The attack on United Health’s tech unit in February could be tagged as the largest hack involving the personal records of individuals. As per the U.S. Health Department website, more than 100 million users’ personal information was stolen by hackers. In their statement, United Health stated that the breach compromised almost one-third of the Americans’ records, and they have reached out to the patients, informing them about the incident and advising them to take remedial actions.
The entity was breached by a hacking group dubbed ALPHV, aka Blackcat. The attack that came to light in February 2024 caused a major setback to claims processing that impacted both the insurance providers as well as the patients. Following some investigation, in June, the department rolled out a public notice informing the affected individuals about the ransomware attack.
The company has not confirmed the data affected by the breach, but it could include health insurance member IDs, patient diagnoses, treatment information and social security numbers, as well as billing codes used by providers.

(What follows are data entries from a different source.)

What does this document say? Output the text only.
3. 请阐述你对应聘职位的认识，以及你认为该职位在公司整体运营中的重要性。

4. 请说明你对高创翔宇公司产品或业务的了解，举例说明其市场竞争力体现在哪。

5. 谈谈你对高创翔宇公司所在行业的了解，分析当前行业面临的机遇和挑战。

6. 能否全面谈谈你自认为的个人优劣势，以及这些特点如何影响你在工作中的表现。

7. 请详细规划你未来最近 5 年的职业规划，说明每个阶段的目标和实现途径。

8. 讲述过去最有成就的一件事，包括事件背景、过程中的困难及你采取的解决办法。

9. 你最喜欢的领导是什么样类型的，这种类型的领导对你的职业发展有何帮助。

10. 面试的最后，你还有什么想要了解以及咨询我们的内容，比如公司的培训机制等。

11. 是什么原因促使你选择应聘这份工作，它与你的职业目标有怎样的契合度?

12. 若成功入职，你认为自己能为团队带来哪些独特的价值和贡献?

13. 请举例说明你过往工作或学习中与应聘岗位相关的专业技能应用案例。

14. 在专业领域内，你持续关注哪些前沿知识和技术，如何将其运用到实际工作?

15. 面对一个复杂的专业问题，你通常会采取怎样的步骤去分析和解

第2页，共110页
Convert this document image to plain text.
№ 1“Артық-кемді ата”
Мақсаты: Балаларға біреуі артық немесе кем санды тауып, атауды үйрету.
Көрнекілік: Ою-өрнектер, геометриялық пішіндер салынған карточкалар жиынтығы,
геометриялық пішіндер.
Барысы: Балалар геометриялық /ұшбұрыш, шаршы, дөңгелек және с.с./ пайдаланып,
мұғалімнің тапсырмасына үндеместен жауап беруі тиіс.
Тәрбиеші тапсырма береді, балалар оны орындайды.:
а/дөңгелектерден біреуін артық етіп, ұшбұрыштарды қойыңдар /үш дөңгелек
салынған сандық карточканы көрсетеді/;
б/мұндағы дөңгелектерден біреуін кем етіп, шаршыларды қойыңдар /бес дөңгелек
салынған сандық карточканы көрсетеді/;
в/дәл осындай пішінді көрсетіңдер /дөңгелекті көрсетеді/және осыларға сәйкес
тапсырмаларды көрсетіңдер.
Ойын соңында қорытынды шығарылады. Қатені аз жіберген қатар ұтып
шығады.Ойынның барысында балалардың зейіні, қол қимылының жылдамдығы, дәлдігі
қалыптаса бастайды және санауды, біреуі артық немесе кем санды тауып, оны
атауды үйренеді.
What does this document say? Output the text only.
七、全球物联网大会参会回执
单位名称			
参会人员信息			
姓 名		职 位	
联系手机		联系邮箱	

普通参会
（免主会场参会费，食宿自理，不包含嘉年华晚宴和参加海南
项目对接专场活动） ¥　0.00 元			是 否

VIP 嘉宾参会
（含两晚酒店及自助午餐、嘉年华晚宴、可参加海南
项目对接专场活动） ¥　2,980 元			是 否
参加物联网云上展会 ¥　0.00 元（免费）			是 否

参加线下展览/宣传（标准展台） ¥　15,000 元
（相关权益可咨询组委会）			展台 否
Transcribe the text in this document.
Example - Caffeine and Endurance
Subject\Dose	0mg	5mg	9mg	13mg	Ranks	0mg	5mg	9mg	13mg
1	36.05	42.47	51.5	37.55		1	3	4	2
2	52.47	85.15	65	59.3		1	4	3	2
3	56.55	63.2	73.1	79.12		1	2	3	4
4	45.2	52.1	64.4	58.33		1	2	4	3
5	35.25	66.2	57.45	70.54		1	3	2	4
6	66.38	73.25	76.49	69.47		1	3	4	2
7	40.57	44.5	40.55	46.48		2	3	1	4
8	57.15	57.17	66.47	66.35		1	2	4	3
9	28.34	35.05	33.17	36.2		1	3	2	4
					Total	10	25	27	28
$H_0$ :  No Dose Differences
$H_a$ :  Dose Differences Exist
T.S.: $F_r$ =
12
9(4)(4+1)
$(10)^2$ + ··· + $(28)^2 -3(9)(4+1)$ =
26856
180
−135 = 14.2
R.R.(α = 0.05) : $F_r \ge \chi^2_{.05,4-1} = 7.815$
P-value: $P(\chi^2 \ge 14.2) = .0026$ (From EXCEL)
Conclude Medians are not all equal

In testimony, the company’s CEO confirmed that hackers exploited stolen credentials of an employee account lacking MFA to access a Change Healthcare Citrix portal. This portal lets employees access their work computers remotely on their internal networks.
This ransomware attack is an example of how attackers can severely exploit the lack of a basic security feature and the impact such loopholes in big organizations can have on the general public. The hack has permanently damaged the company’s reputation, and the financial impact could be about $705 million, as per the statement made by the firm.
Ransomware attacks have always been a menace, especially in the healthcare sector. A similar breach in 2015 at Elevance Health, earlier known as Anthum, had impacted nearly 79 million US citizens, but this one stands to be the biggest breach in the country.